Conhecer e agir: a importância do tempo

A necessidade de conhecer as raízes do que existe e do que acontece é cada vez mais esquecida hoje, porque vivemos num tempo em que o passado parece não ter qualquer préstimo, só o presente conta.

Assistimos, e mesmo participamos, em grandes discussões que parecem não ter fim e, muitas vezes, não percebemos porque é que não somos capazes de encontrar uma saída para o problema. Em muitos casos, e passado algum tempo, acontece descobrirmos que a impossibilidade de encontrar solução se deveu ao facto de os protagonistas da discussão, inadvertidamente, terem usado o mesmo termo mas com significados diferentes ou até usarem a mesma palavra com a mente em conceitos diferentes. Bastaria que alguém tivesse chamado a atenção para o uso equívoco do termo para ultrapassar a dificuldade.

Este uso equívoco de termos é frequente em sociedades plurais como a nossa e, ainda muito mais acentuadamente, na sociedade europeia como um todo. Convivem no espaço público várias tradições culturais, como é próprio das sociedades pluralistas, e esse uso equívoco dos termos só pode ser ultrapassado se dermos atenção à história dessas culturas, como explicarei com um exemplo.

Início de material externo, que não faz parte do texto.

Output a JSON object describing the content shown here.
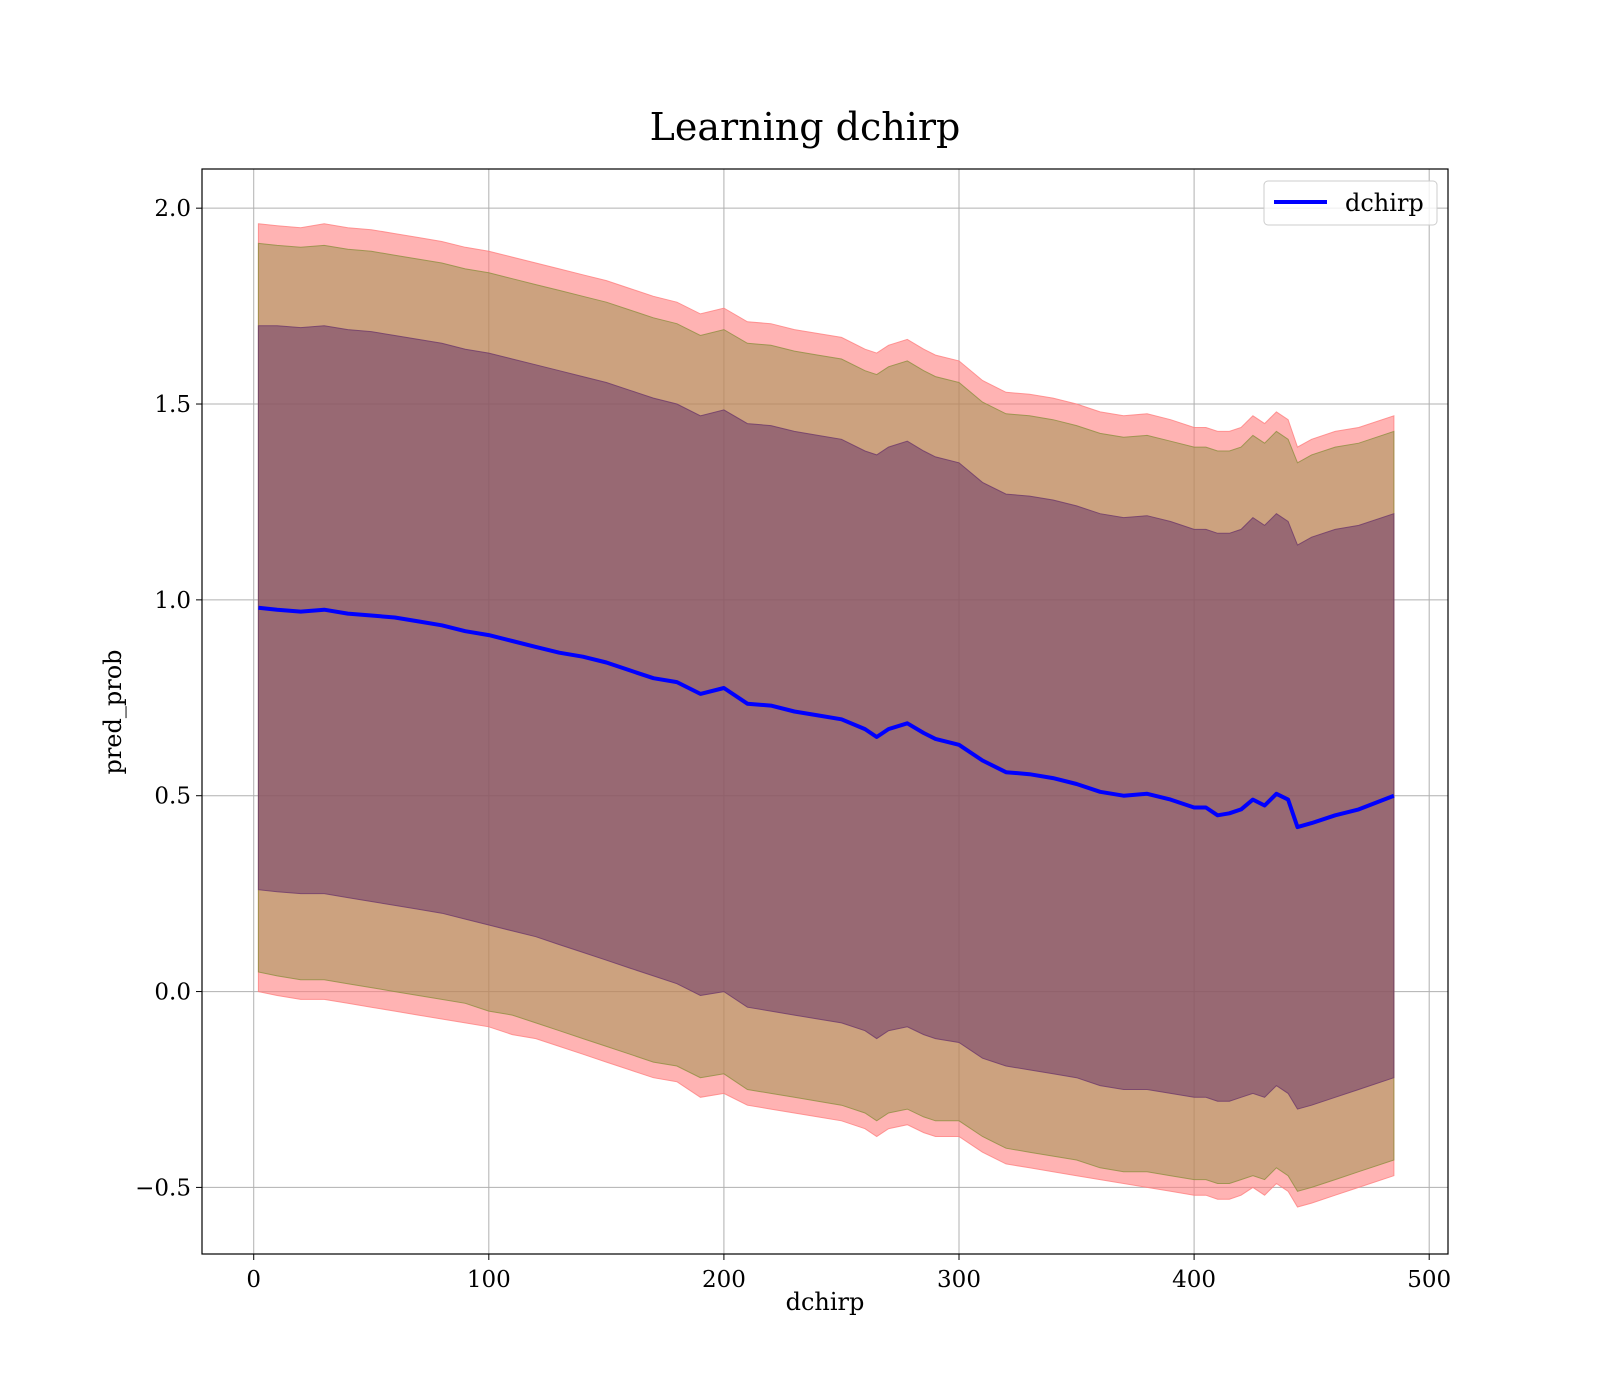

A equivocidade dos termos e a incompreensão do que acontece

O conceito de laicidade tem raízes cristãs e significa a existência da separação entre o sagrado e o profano, separação esta que o cristianismo é capaz de fazer porque a sua mensagem aponta para uma utopia que, em toda a perfeição, é irrealizável na história.[1] Esta distinção, nem sempre respeitada ao longo da história do cristianismo e cuja conquista não foi fácil é, desde há muito, reconhecida na cultura ocidental. Contudo, o entendimento do que seja a laicidade do espaço público e, concretamente, a laicidade do Estado, não é tão unânime quanto poderia parecer, como mostrou a polémica à volta do Preâmbulo do Tratado Constitucional Europeu.

Como conta Pierre De Charentenay em «La Charte européenne et la laïcité»,[2] a primeira versão do texto declarava «A União está fundada nos princípios indivisíveis e universais da dignidade da pessoa etc.». A formulação que mencionava «a herança cultural, humanista e religiosa» foi uma versão posterior que apareceu por diligência dos parlamentares alemãs do partido cristão democrata da Baviera (CSU) junto do Praesidium, uma vez que a sua Constituição faz referência a Deus. Depois da reunião do Praesidium de 11 e 12 de Setembro de 2000 surge a formulação: «Inspirando-se na sua herança cultural, humanista e religiosa, a União funda-se nos princípios indivisíveis e universais da dignidade da pessoa etc.» Foi então que o Primeiro Ministro francês interveio junto do presidente da Convenção para suprimir a referência à herança religiosa porque, «segundo ele, não respeitava o contexto de laicidade à francesa».[3] Como é evidente, pelo que se acaba de dizer, o conceito de laicidade dos deputados da CSU difere substancialmente da laicidade dos franceses. Enquanto que para uns a referência à tradição religiosa não é atentatória da laicidade, para a França uma tal referência num preâmbulo do Tratado Constitucional, segundo o seu Ministro dos Negócios, poria problemas «filosóficos, políticos e constitucionais».[4] Se há países cuja laicidade convive com referências à tradição religiosa e a Deus, para outros isso é inadmissível.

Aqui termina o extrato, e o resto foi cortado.